Given the options, cash in refi makes the most sense to me. I'm totally against the idea of selling. Even losing $200/month, that's $24k in 10 years. If history is any indication, there's a high probability the condo will worth $500k by then.

Although this investment is a dog, he can turn it around with a cash in refi. It's the cost of learning. The alternative is to find another positive cashflow investment to off set this dog. Given where we are in the cycle, finding another property that makes sense is not an easy task. Out of state investing is sure a loser even though the numbers look so rosy on paper.

52   SFace   2014 Dec 31, 6:38am  

E-man says

SF ace,

Given the options, cash in refi makes the most sense to me.
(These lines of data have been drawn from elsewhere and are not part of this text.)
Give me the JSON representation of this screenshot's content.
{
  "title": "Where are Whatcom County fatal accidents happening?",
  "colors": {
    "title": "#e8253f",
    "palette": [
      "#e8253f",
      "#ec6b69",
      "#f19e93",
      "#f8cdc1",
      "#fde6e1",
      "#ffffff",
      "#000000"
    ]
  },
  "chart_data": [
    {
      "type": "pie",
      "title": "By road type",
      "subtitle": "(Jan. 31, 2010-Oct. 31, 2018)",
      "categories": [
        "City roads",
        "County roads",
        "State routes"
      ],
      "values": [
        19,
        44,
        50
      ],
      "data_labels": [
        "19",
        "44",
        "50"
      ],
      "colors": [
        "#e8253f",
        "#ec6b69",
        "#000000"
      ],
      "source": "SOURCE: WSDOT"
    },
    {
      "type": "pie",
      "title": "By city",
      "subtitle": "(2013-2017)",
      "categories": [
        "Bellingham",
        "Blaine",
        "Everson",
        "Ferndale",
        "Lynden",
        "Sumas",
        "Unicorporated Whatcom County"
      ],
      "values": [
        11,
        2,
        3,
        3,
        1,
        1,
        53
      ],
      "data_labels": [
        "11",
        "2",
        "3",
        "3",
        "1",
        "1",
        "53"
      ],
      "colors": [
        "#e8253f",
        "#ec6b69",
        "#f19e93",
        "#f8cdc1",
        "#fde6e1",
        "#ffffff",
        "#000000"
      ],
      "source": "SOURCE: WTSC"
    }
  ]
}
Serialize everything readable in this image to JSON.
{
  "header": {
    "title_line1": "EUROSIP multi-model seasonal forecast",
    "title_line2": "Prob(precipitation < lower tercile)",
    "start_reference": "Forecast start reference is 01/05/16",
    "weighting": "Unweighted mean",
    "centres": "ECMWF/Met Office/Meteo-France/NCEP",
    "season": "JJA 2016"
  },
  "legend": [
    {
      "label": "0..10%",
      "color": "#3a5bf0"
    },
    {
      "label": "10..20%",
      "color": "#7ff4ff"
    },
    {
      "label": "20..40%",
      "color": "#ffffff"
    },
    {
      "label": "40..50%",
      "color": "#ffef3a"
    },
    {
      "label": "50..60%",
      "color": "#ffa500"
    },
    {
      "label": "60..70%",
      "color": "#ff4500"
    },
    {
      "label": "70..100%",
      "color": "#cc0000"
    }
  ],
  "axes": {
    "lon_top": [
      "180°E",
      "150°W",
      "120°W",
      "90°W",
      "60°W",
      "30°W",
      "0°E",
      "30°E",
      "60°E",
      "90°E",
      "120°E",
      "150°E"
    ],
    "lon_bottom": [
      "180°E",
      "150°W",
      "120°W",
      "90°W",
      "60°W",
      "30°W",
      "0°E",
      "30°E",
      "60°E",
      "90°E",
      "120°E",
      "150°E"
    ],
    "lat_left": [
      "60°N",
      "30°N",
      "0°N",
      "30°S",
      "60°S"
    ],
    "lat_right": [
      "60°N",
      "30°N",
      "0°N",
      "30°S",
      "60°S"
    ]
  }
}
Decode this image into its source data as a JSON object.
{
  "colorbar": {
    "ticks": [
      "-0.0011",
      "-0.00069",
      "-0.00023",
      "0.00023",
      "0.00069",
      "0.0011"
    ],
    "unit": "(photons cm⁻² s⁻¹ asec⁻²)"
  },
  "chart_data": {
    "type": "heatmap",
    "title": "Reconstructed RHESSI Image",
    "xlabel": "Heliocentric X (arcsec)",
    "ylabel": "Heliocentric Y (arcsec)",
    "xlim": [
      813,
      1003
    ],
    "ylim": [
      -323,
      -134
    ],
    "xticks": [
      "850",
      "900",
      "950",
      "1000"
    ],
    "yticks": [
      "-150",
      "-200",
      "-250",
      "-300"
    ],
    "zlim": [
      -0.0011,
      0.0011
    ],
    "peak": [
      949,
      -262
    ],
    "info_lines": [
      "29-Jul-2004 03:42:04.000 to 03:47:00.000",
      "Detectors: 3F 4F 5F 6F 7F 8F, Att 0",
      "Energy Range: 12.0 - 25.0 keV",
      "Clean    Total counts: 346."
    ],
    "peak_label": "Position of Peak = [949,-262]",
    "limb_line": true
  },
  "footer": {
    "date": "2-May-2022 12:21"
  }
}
I'm totally against the idea of selling. Even losing $200/month, that's $24k in 10 years. If history is any indication, there's a high probability the condo will worth $500k by then.

Although this investment is a dog, he can turn it around with a cash in refi. It's the cost of learning. The alternative is to find another positive cashflow investment to off set this dog. Given where we are in the cycle, finding another property that makes sense is not an easy task. Out of state investing is sure a loser even though the numbers look so rosy on paper.

yep, the mistake was made buying at the seventh year of a bull run, at 6.75% fixed rate. Two awful choices.